Roasting decaf is more technical than many realise. Decaffeinated beans are more fragile. They react differently to heat. Their moisture content, appearance, and behavior vary from origin to origin. Many roasters avoid them altogether or treat them like inferior stock. Dekáf moves in the opposite direction. Their craft is proof that when you respect decaf, it rewards you.

Every coffee is roasted in-house, on equipment reserved for its caffeine classification. The company’s transparency is rare in an industry that often outsources or white-labels production. Dekáf is proud to show the work. They name their machines. They post their methods. They hold themselves accountable because they believe customers deserve to know who is behind their cup.

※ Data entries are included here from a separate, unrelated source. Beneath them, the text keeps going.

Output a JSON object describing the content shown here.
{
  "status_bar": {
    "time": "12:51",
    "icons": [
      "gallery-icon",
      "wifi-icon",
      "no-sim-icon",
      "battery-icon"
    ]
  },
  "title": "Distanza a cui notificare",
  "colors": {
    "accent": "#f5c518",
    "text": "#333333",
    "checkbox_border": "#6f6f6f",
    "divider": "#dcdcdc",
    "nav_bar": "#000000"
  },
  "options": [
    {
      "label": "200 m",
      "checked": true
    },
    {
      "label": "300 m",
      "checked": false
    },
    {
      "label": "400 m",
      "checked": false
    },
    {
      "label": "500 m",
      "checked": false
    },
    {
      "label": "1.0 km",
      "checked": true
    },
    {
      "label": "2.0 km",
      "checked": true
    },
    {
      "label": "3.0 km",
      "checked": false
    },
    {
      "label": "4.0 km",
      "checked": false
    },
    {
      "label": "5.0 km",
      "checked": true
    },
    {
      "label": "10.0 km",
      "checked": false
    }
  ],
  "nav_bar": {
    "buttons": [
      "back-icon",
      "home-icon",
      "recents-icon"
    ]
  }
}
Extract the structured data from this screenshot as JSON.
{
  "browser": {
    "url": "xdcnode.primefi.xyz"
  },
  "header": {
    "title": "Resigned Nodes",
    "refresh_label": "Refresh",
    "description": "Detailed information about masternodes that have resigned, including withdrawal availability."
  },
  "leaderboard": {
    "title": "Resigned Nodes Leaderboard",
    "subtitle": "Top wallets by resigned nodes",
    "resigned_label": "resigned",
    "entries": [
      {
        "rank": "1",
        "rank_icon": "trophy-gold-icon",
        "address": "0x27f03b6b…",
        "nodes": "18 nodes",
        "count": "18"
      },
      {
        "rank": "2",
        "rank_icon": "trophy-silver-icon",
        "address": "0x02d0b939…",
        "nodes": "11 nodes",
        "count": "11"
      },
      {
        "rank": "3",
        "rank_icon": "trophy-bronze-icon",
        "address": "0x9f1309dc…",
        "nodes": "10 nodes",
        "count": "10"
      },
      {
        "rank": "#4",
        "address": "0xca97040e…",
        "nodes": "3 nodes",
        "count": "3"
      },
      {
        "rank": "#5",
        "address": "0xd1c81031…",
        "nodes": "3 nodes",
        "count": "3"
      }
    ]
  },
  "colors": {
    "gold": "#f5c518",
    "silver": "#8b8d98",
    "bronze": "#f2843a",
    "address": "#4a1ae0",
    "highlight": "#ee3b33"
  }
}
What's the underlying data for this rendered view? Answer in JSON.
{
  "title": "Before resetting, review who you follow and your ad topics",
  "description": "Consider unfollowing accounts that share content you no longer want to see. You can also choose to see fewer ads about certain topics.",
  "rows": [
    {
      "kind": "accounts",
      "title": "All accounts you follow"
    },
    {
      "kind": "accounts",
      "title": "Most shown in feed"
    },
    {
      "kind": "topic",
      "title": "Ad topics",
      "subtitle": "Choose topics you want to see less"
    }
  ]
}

“We want people to see that this is real,” Mezini said. “Every roast has intention. Every profile has a reason. Nothing is generic.” That principle has guided everything, from their sourcing relationships to their final packaging. It is about treating decaf like the main event, not the afterthought. And when you do, the coffee reflects that seriousness.

Coffee on your terms

Dekáf does not lead with health claims. They do not position themselves as a wellness brand. That path felt too narrow. Instead, they center the conversation on flavour, inclusion, and expertise earned over decades. Mezini brings more than 20 years of roasting experience, including his work founding Jaho Coffee Roasters. Nguyen brings a background in design and creative direction, shaping the brand visually and emotionally.

Together, they share a belief that coffee should feel welcoming. Whether you are caffeine-sensitive, reducing your intake, or simply exploring something new, you should find options that do not make you settle. That belief lives in every decision Dekáf makes.

“We’re not here to judge anyone’s coffee habits,” Nguyen said. “We’re just here to make space. Great coffee can be full-caff, low-caff, or decaf. And it should all taste good. That’s the standard.” At a time when the wellness conversation can veer into restriction, Dekáf offers expansion. Their coffees are an invitation, not a correction.

They are not asking anyone to give something up. They are offering more ways in.

A brand built by listening

Dekáf was not built from market trends or investor forecasts. It came from conversations—from people who felt overlooked, from stories shared in cafés, comments left on order pages, and personal experiences with the limits of caffeine. The brand exists because Mezini and Nguyen paid attention.

Every step of the process, from sourcing to shipping, is handled by the two founders. Every bag is roasted, packed, labeled, and mailed by them. That level of involvement is rare. It is exhausting. It is also real. Dekáf is not hiding behind polish or scale. It is rooted in work, trust, and presence.

They believe that flavour is the entry point. Craft is the backbone. Transparency is the future. Caffeine is a choice, not a requirement.

And decaf? It deserves better. Dekáf is here to prove that better is possible.